Vue bathymétrique de la zone MH370. Image: YouTube/Geoscience Australia

Contrairement aux lunes et aux planètes, on ne peut pas cartographier les fonds marins par radar, car l'eau de mer a tendance à perturber les ondes radio en provenance d'un satellite. Afin de prendre des images à haute résolution, les experts devront déployer plusieurs techniques de sonar sophistiqués, qui permettront de cartographier des zones en forme de ruban avec une résolution d'environ 100 mètres.

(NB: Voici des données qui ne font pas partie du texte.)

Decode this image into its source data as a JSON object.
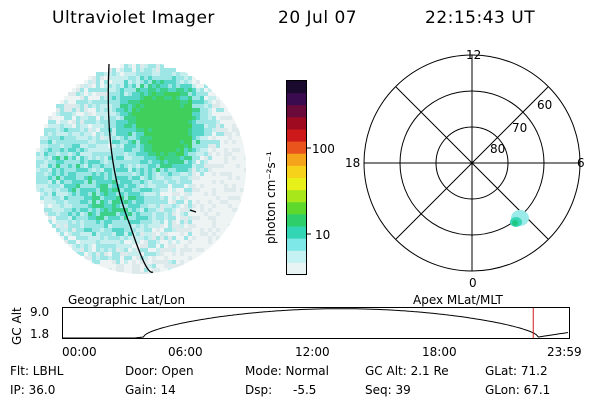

Les systèmes de sonar utilisés pour localiser l'avion de Malaysia Airlines disparu en 2014 ont permis de découvrir des volcans sous-marins éteints, des dorsales et des failles océaniques qui étaient auparavant inconnus des scientifiques.

« La récente acquisition de données bathymétriques haute résolution nous a révélé le relief des certaines zones sous-marines pour la première fois, » déclare l'Agence australienne de sécurité des transports, dans un communiqué. « Elle a également fait la lumière sur les caractéristiques des fonds marins à plus petite échelle, des caractéristiques qui n'étaient pas visibles dans la résolution utilisée précédemment en barymétrie satellite. »

À l'heure actuelle, des projets ambitieux comme le Shell Ocean Discovery XPrize Challenge tentent d'exploiter l'ingéniosité de bénévoles partout dans le monde pour cartographier le plancher océanique. Même James Cameron a investi son temps et son argent dans le projet d'améliorer les technologies liées à la connaissance des océans.

Seuls le temps et la révélation des mystères des profondeurs nous diront si l'océan deviendra, à nouveau, la marotte des explorateurs.